木の個体情報から加工まで一元管理! 海外に学ぶ、最新技術『ブロックチェーン』の可能性
2021/07/23
アマゾン熱帯雨林
違法伐採が横行する南米では、ブロックチェーンの活用により、木材産業のトレーサビリティと透明性を高め、アマゾン熱帯雨林の保護にも役立てる取り組みが始まっている。
ペルーで2018年から開発がすすめられている「ウッドトラッキングプロトコル(WTP)」は、ブロックチェーンをベースとする木材追跡プラットフォームだ。ブロックチェーンにより、伐採許可証や伐採日、原木の樹種、大きさ、位置情報などのデータを一元管理し、伐出・運搬・加工までのサプライチェーンを可視化する。ペルーでは、木材のサプライチェーンの追跡を紙書類ベースの手作業に頼っているのが現状だが、このプラットフォーム上で伐出業者、運送会社、製材会社が同一のデータを共有し合うことで、業務の効率化にもつながっている。
生産から消費者まで
木材を原料として製品を生産するメーカーでも、ブロックチェーンによってトレーサビリティを高める取り組みが広がっている。木材パルプに含まれるセルロースから再生繊維「ビスコース」を生産するインドのビルラー・セルロースは、ブロックチェーンを活用し、森林からファッションまでのサプライチェーンを可視化するプラットフォーム「グリーントラック」を2019年に導入した。

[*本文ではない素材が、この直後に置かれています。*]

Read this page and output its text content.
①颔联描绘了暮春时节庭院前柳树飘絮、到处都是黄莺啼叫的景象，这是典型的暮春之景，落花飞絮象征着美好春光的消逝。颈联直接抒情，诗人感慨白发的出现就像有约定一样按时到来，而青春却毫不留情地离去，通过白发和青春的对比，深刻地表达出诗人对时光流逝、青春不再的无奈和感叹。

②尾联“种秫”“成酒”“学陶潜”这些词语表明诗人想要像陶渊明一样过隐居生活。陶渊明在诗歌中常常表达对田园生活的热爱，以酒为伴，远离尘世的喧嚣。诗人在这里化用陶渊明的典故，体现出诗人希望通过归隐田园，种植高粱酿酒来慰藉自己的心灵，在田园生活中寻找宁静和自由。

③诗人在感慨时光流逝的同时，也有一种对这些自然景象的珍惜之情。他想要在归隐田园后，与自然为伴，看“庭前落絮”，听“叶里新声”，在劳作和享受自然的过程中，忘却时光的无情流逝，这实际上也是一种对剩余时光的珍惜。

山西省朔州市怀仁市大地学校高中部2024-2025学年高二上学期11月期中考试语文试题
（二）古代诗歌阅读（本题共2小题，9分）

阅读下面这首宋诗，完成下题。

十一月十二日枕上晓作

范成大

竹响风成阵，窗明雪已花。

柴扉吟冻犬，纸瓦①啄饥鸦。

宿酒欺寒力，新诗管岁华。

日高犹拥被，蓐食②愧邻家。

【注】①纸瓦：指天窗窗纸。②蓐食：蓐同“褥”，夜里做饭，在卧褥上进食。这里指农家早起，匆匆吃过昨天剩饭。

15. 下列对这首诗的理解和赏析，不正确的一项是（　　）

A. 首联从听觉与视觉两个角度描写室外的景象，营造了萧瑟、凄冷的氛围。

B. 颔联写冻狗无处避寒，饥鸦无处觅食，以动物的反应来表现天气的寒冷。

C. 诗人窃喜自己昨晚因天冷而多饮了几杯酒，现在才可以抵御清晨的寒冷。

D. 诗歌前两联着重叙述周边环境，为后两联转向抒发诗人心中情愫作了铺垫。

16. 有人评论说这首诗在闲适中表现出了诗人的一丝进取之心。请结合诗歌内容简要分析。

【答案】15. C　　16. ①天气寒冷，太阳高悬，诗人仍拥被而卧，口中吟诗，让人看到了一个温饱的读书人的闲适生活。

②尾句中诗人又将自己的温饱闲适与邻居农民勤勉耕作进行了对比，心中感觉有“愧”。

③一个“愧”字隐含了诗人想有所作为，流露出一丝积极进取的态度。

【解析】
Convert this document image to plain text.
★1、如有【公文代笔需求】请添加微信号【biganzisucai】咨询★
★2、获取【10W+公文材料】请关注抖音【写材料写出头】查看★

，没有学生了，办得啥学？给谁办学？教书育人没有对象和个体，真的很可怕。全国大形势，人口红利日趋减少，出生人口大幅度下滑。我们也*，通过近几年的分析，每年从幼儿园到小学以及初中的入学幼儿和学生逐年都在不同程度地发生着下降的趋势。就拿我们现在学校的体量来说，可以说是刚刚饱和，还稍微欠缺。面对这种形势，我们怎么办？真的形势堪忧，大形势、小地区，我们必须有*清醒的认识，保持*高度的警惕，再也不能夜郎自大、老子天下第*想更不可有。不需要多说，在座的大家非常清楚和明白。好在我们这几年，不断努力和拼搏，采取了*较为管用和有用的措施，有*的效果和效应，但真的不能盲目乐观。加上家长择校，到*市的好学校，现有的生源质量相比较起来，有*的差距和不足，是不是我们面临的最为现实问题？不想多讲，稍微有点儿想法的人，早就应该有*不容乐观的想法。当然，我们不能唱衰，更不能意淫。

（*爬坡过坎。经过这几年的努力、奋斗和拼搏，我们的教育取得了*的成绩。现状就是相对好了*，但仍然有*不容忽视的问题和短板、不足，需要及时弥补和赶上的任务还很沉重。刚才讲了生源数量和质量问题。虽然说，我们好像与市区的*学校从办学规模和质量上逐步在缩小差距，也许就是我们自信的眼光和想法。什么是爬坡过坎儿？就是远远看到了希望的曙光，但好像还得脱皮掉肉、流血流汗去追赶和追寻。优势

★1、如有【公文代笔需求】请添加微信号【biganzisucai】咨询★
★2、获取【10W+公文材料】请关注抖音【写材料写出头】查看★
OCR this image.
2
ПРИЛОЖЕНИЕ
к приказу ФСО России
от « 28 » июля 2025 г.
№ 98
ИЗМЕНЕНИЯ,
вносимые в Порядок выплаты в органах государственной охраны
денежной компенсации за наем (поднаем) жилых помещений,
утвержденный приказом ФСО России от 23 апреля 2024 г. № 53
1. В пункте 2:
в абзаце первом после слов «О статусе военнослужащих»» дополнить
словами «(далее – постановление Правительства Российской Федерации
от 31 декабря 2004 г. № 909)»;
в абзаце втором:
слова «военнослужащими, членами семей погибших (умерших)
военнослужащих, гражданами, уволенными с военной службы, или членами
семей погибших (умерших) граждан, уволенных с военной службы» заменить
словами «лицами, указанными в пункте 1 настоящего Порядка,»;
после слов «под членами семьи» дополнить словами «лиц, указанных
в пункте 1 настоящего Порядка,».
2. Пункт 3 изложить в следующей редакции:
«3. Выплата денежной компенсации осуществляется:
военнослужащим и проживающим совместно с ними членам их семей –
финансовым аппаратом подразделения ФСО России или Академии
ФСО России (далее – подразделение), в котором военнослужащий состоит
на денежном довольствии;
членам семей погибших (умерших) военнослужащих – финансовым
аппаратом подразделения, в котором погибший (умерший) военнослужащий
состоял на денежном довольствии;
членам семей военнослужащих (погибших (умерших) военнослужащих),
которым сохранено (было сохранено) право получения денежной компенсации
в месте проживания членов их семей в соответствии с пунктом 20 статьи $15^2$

これまでに20以上のファッションブランドや小売業者が参画。消費者が衣服の品質表示札のQRコードを読み込むと、ビスコースの原料となる木材の原産地まで遡ってサプライチェーンの情報を閲覧できる仕組みだ。
特化した開発
「フォレストチェーン」に表示される原木のサプライチェーンの情報。
ブロックチェーンを活用し、木材のトレーサビリティに特化したソリューションを開発するIT企業もみられる。スペインの「フォレストチェーン」は、ブロックチェーンとQRコードを活用し、木材のサプライチェーンのトレーサビリティを実現する月額定額制のソリューションだ。
森林管理者は、原木ごとにQRコードを貼付して、伐採地や伐採日、樹種、大きさ、FSC認証取得の有無、位置情報など、あらゆるデータを登録でき、これらの情報に加えて、サプライチェーン上の履歴が逐次ブロックチェーンで保存される。一連のデータは最終製品を生産するメーカーや小売業者はもとより、森林認証機関、民有林を指導・監督する行政機関らにも共有できる。
「フォレストチェーン」を活用し、原木のQRコードを読み込む様子。